You can also see this more purely conceptually in the discussions of deterritorialization as liberation in Deleuze and Guattari’s Anti-Oedipus. Zamora may be nostalgic for the welfare state of old, but that also means being nostalgic for a political principle of governance as population control. For the generation of Europeans whose teenage years were consumed by the war against Nazi totalitarianism (as Foucault’s and Deleuze’s were*), the power of the state to destroy individuality was the ubiquitous issue of politics, a spectre haunting the critical thought of the left.

* Deleuze himself lost his older brother Georges in the war, a French Resistance activist who was captured and disappeared in a Vichy government prison camp.

Foucault, Deleuze, Guattari, Negri, and the other post-pragmatist philosophers haunted the mainstream left of the 20th century with their more anarchistic visions of a left that didn’t rely on the state. I found one reaction to Zamora’s interview at a Washington Post blog, where Daniel Drezner writes that contemporary libertarians can learn a lot from Foucault. They certainly should learn a lot from Foucault: like how to become anarchists.
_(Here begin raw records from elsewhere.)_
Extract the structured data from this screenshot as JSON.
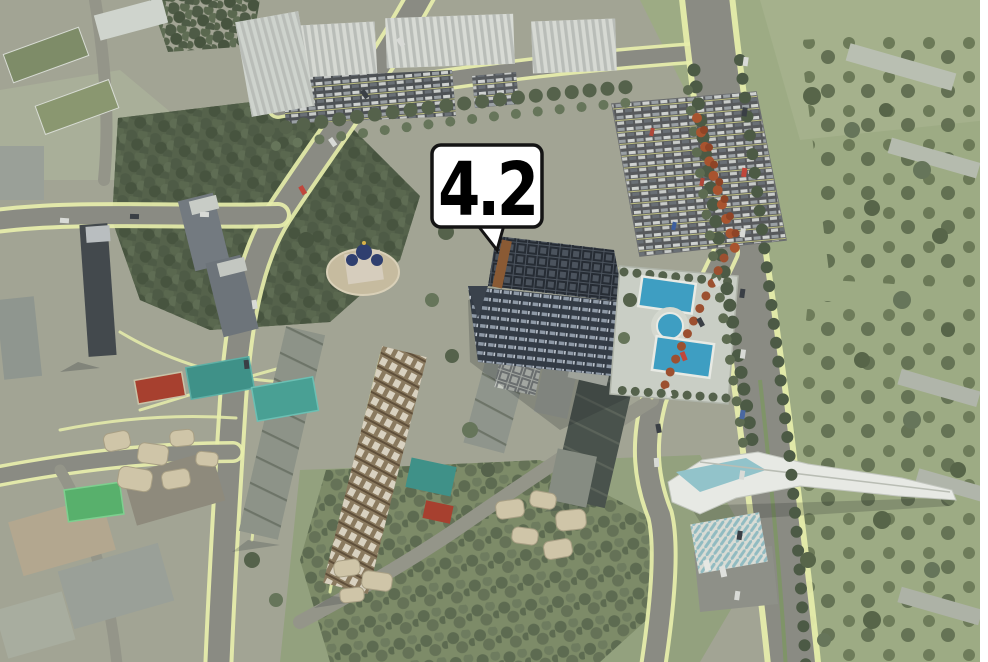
{
  "marker": {
    "label": "4.2"
  },
  "palette": {
    "terrain": "#a2a494",
    "field": "#9dab84",
    "forest": "#5f6b52",
    "road": "#8a8b83",
    "sidewalk": "#e7eeab",
    "pool": "#3e9ec2",
    "court_red": "#a7402f",
    "court_teal": "#3f9188",
    "autumn": "#a8542f",
    "callout_bg": "#ffffff",
    "callout_border": "#141414",
    "callout_text": "#111111"
  }
}
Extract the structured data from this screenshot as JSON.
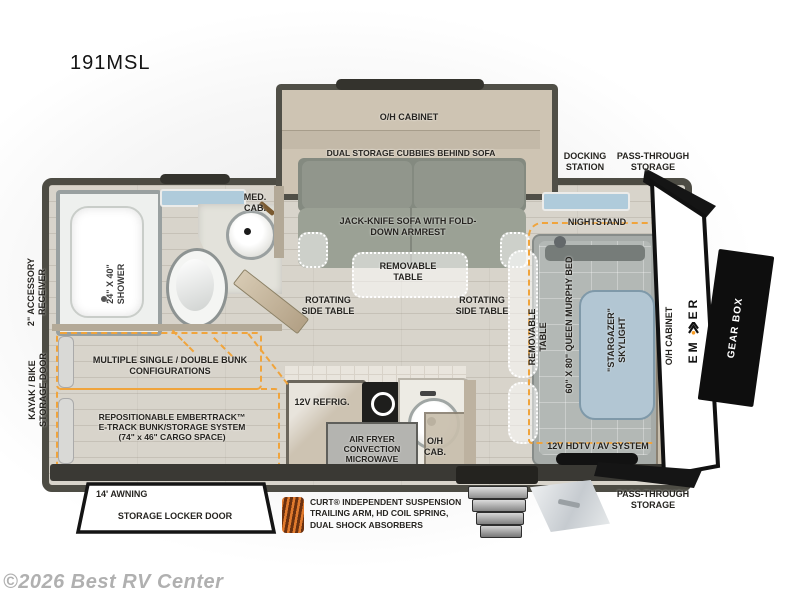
{
  "title": "191MSL",
  "watermark": "©2026 Best RV Center",
  "brand": {
    "name_left": "EM",
    "name_right": "ER",
    "gear_box": "GEAR BOX"
  },
  "exterior": {
    "docking_station": "DOCKING STATION",
    "pass_through_top": "PASS-THROUGH STORAGE",
    "pass_through_bottom": "PASS-THROUGH STORAGE",
    "accessory_receiver": "2\" ACCESSORY RECEIVER",
    "kayak_bike_door": "KAYAK / BIKE STORAGE DOOR",
    "awning": "14' AWNING",
    "storage_locker": "STORAGE LOCKER DOOR",
    "suspension_lines": [
      "CURT® INDEPENDENT SUSPENSION",
      "TRAILING ARM, HD COIL SPRING,",
      "DUAL SHOCK ABSORBERS"
    ]
  },
  "slideout": {
    "oh_cabinet": "O/H CABINET",
    "dual_storage": "DUAL STORAGE CUBBIES BEHIND SOFA",
    "sofa": "JACK-KNIFE SOFA WITH FOLD-DOWN ARMREST"
  },
  "living": {
    "removable_table": "REMOVABLE TABLE",
    "rotating_left": "ROTATING SIDE TABLE",
    "rotating_right": "ROTATING SIDE TABLE"
  },
  "bathroom": {
    "shower": "24\" X 40\" SHOWER",
    "med_cab": "MED. CAB."
  },
  "bunk": {
    "configurations": "MULTIPLE SINGLE / DOUBLE BUNK CONFIGURATIONS",
    "etrack_lines": [
      "REPOSITIONABLE EMBERTRACK™",
      "E-TRACK BUNK/STORAGE SYSTEM",
      "(74\" x 46\" CARGO SPACE)"
    ]
  },
  "kitchen": {
    "refrigerator": "12V REFRIG.",
    "microwave": "AIR FRYER CONVECTION MICROWAVE",
    "oh_cab": "O/H CAB."
  },
  "bedroom": {
    "nightstand": "NIGHTSTAND",
    "removable_table": "REMOVABLE TABLE",
    "murphy_bed": "60\" X 80\" QUEEN MURPHY BED",
    "skylight": "\"STARGAZER\" SKYLIGHT",
    "oh_cabinet": "O/H CABINET",
    "av_system": "12V HDTV / AV SYSTEM"
  },
  "colors": {
    "accent_orange": "#F0A43C",
    "wall_dark": "#4D4C44",
    "cabinet_tan": "#C8BEAC",
    "window_blue": "#AFCBDB",
    "brand_black": "#111111",
    "brand_dot_orange": "#F59A23"
  }
}
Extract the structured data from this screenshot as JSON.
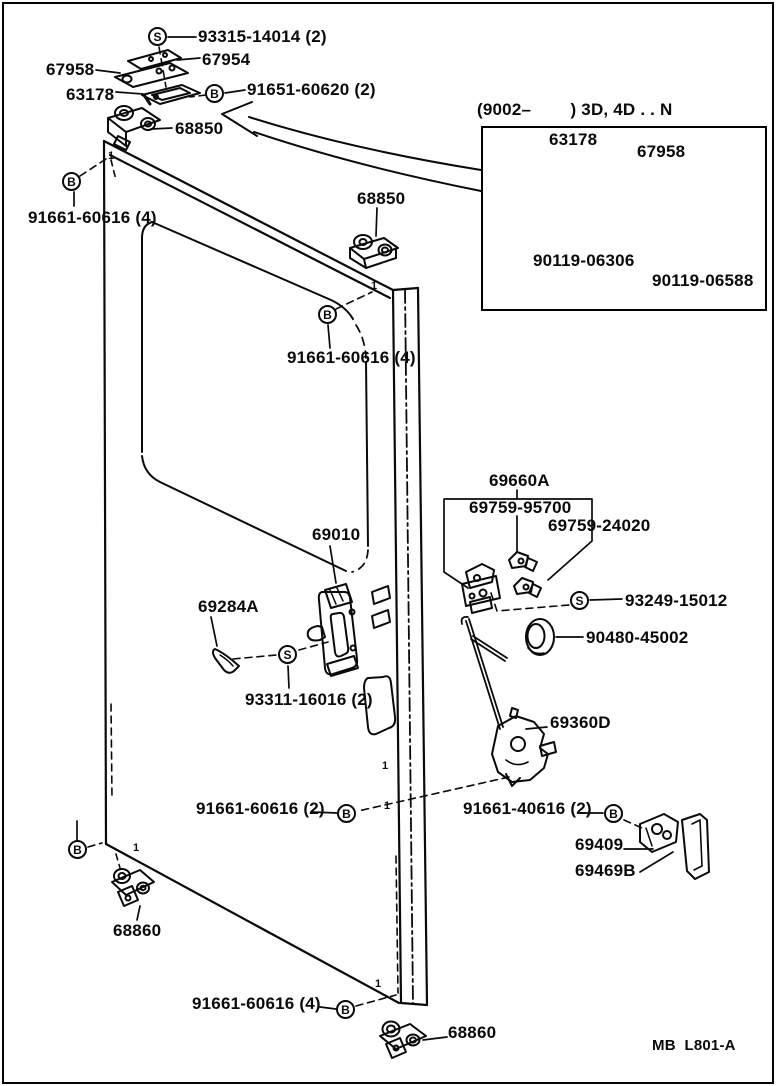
{
  "symbols": {
    "screw": "S",
    "bolt": "B"
  },
  "marks": {
    "ref1": "1"
  },
  "footer": {
    "code": "MB  L801-A"
  },
  "labels": {
    "p93315": "93315-14014 (2)",
    "p67954": "67954",
    "p67958": "67958",
    "p63178": "63178",
    "p91651": "91651-60620 (2)",
    "p68850_top": "68850",
    "p91661_60616_a": "91661-60616 (4)",
    "p68850_mid": "68850",
    "p91661_60616_b": "91661-60616 (4)",
    "p69660a": "69660A",
    "p69759_95700": "69759-95700",
    "p69759_24020": "69759-24020",
    "p93249": "93249-15012",
    "p90480": "90480-45002",
    "p69010": "69010",
    "p69284a": "69284A",
    "p93311": "93311-16016 (2)",
    "p69360d": "69360D",
    "p91661_60616_c": "91661-60616 (2)",
    "p91661_40616": "91661-40616 (2)",
    "p69409": "69409",
    "p69469b": "69469B",
    "p68860_left": "68860",
    "p91661_60616_d": "91661-60616 (4)",
    "p91661_60616_e": "91661-60616 (4)",
    "p68860_bottom": "68860"
  },
  "inset": {
    "title": "(9002–        ) 3D, 4D . . N",
    "labels": {
      "p63178": "63178",
      "p67958": "67958",
      "p90119_06306": "90119-06306",
      "p90119_06588": "90119-06588"
    }
  }
}
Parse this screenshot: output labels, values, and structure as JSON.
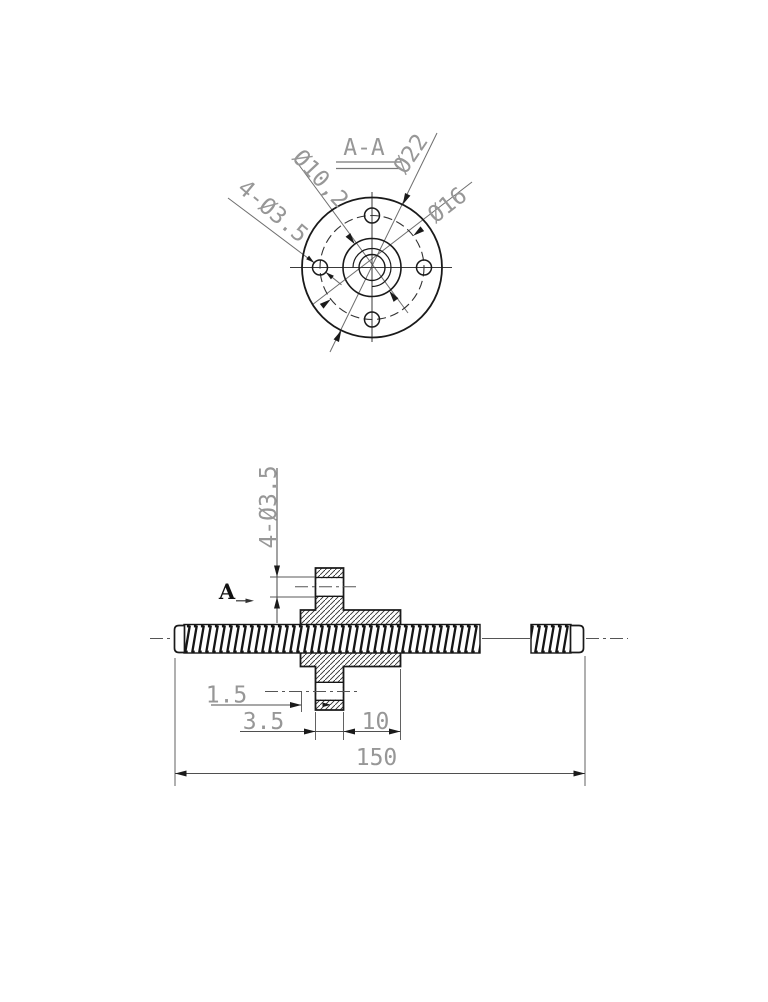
{
  "drawing": {
    "top_view": {
      "section_title": "A-A",
      "dim_bolt_holes": "4-Ø3.5",
      "dim_pilot_bore": "Ø10,2",
      "dim_flange_od": "Ø22",
      "dim_bolt_circle": "Ø16"
    },
    "side_view": {
      "section_arrow_label": "A",
      "dim_bolt_holes": "4-Ø3.5",
      "dim_boss_lip": "1.5",
      "dim_flange_thickness": "3.5",
      "dim_body_length": "10",
      "dim_overall_length": "150"
    },
    "colors": {
      "background": "#ffffff",
      "outline": "#1a1a1a",
      "dim_line": "#4f4f4f",
      "dim_text": "#979797",
      "centerline": "#555555"
    }
  }
}
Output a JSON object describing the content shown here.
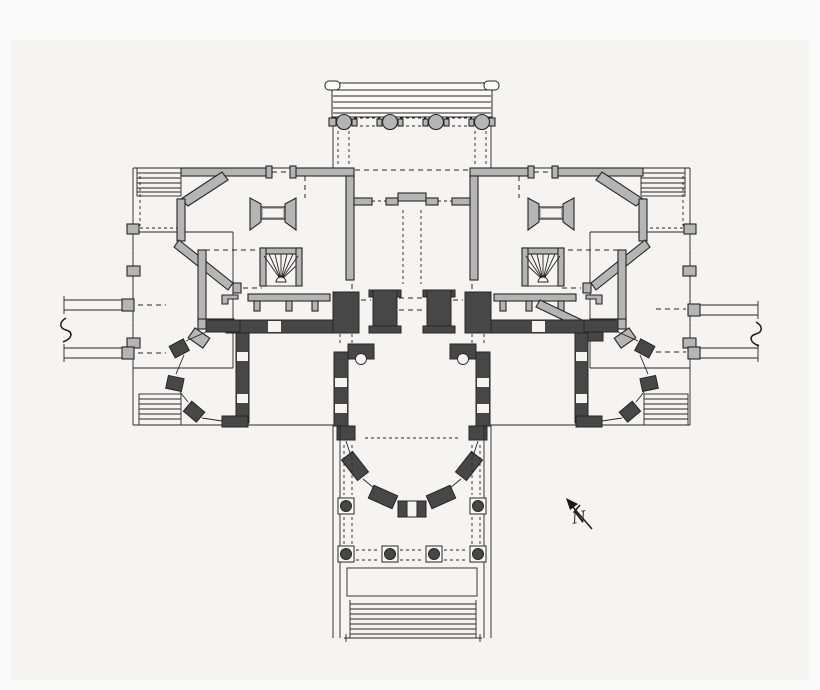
{
  "page": {
    "background_outer": "#fafafa",
    "background": "#f6f4f1",
    "kind": "hand-drawn architectural floor plan, cruciform villa, two levels overlaid"
  },
  "colors": {
    "background_outer": "#fafafa",
    "background": "#f6f4f1",
    "paper": "#fcfbf9",
    "wall_light": "#b5b5b5",
    "wall_dark": "#474747",
    "line": "#262626",
    "ink": "#1a1a1a"
  },
  "compass": {
    "label": "N",
    "direction": "up-left"
  },
  "drawing": {
    "features": [
      "north-portico-entablature",
      "north-portico-columns",
      "entrance-hall",
      "octagonal-room-northwest",
      "octagonal-room-northeast",
      "winder-stair-left",
      "winder-stair-right",
      "west-wing-room",
      "east-wing-room",
      "corner-steps-northwest",
      "corner-steps-northeast",
      "corner-steps-southwest",
      "corner-steps-southeast",
      "lower-level-corridor-walls",
      "lower-octagonal-room-southwest",
      "lower-octagonal-room-southeast",
      "south-bow-salon",
      "south-portico-columns",
      "south-steps",
      "terrace-wall-west",
      "terrace-wall-east",
      "wall-break-marks",
      "north-arrow"
    ]
  }
}
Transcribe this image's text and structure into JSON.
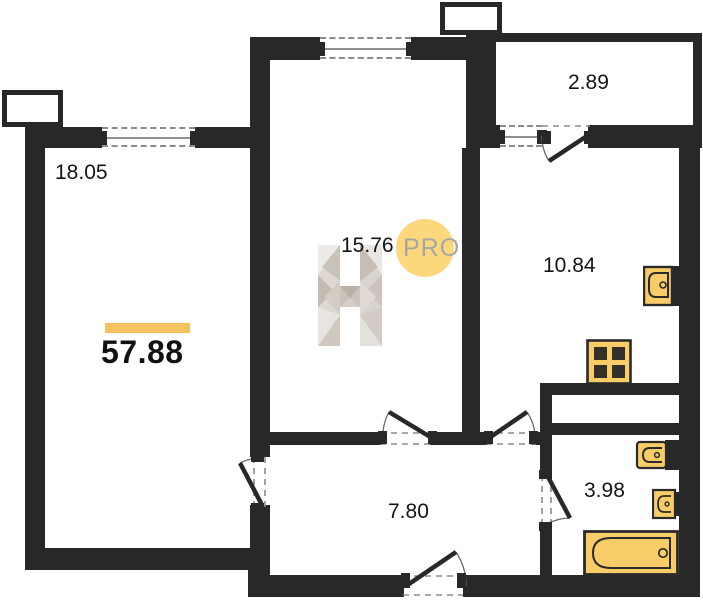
{
  "plan": {
    "total": {
      "area": "57.88"
    },
    "rooms": {
      "living": {
        "area": "18.05"
      },
      "bedroom": {
        "area": "15.76"
      },
      "loggia": {
        "area": "2.89"
      },
      "kitchen": {
        "area": "10.84"
      },
      "hallway": {
        "area": "7.80"
      },
      "bathroom": {
        "area": "3.98"
      }
    },
    "watermark": {
      "badge": "PRO"
    },
    "fixtures": [
      "kitchen-sink",
      "stove",
      "toilet",
      "wash-sink",
      "bathtub"
    ],
    "colors": {
      "wall": "#282828",
      "fixture_fill": "#f8cd68",
      "accent_bar": "#f5c25d",
      "badge_fill": "#fbd87c",
      "badge_text": "#a6a6a6"
    }
  }
}
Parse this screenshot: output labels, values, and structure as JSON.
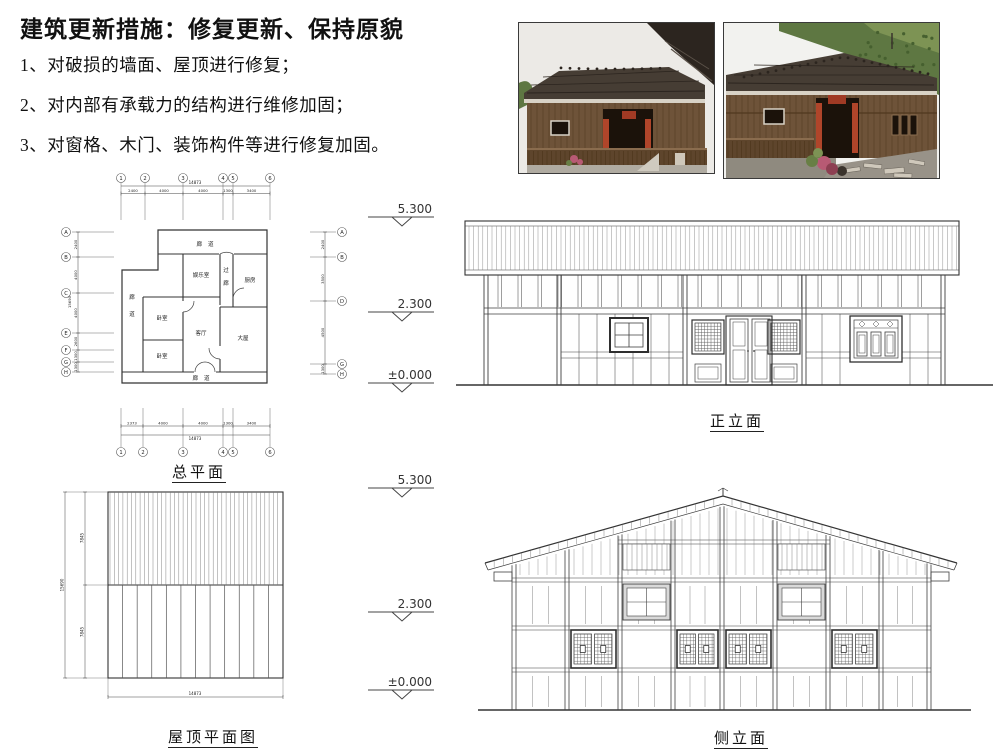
{
  "header": {
    "title": "建筑更新措施：修复更新、保持原貌"
  },
  "measures": [
    "1、对破损的墙面、屋顶进行修复；",
    "2、对内部有承载力的结构进行维修加固；",
    "3、对窗格、木门、装饰构件等进行修复加固。"
  ],
  "photos": {
    "palette": {
      "sky": "#eceae6",
      "hill": "#5e7742",
      "hill_light": "#7d9354",
      "roof": "#463d34",
      "roof_dark": "#2c251f",
      "wood": "#6e5339",
      "wood_dark": "#50381f",
      "doorway": "#1b120a",
      "banner_red": "#b0452a",
      "sign_red": "#a03a24",
      "railing": "#5e452c",
      "deck": "#b0aba1",
      "rubble": "#989288",
      "flower": "#b85a74",
      "leaf": "#687f45",
      "frame_light": "#d8d2c6"
    }
  },
  "floor_plan": {
    "label": "总平面",
    "rooms": [
      "廊道",
      "娱乐室",
      "过廊",
      "厨房",
      "廊道",
      "卧室",
      "客厅",
      "卧室",
      "大屋",
      "廊道"
    ],
    "grid_cols": [
      "1",
      "2",
      "3",
      "4",
      "5",
      "6"
    ],
    "grid_rows_left": [
      "A",
      "B",
      "C",
      "E",
      "F",
      "G",
      "H"
    ],
    "grid_rows_right": [
      "A",
      "B",
      "D",
      "G",
      "H"
    ],
    "dims_top": {
      "total": "14873",
      "segments": [
        "2400",
        "4000",
        "4000",
        "1300",
        "3400"
      ]
    },
    "dims_bottom": {
      "total": "14873",
      "segments": [
        "2373",
        "4000",
        "4000",
        "1300",
        "3400"
      ]
    },
    "dims_left": {
      "total": "15690",
      "segments": [
        "2400",
        "4000",
        "4000",
        "2600",
        "1300",
        "1300"
      ]
    },
    "dims_right": {
      "segments": [
        "2400",
        "3500",
        "4500",
        "1300"
      ]
    }
  },
  "roof_plan": {
    "label": "屋顶平面图",
    "dims_left": {
      "total": "15690",
      "segments": [
        "7845",
        "7845"
      ]
    },
    "dim_bottom": "14873"
  },
  "front_elevation": {
    "label": "正立面",
    "levels": [
      "5.300",
      "2.300",
      "±0.000"
    ]
  },
  "side_elevation": {
    "label": "侧立面",
    "levels": [
      "5.300",
      "2.300",
      "±0.000"
    ]
  }
}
Ultimately, libertarian and neoliberal values will be defeated by the one problem that a society which ignores the problems of growing inequality always faces: the mass frustration of a huge majority of allegedly middle class people who can no longer afford any basic goods beyond the Dollarama level of quality. In allowing a collection of small oligarchies to concentrate almost all of Earth’s wealth in a few thousand hands, economic liberalization has failed.

But the vision of the people’s state has also failed. The generations who experienced Western totalitarianism in the Nazi and Stalinist regimes saw that. We see it today when we look at the militarization of the police, the American prison system, and the horrifyingly ubiquitous surveillance state institution we live under. Zamora is right about the bankruptcy of economic liberalism, but if he wants us to restore our faith in the state as the means of our liberation from this new regime, he’s a fool.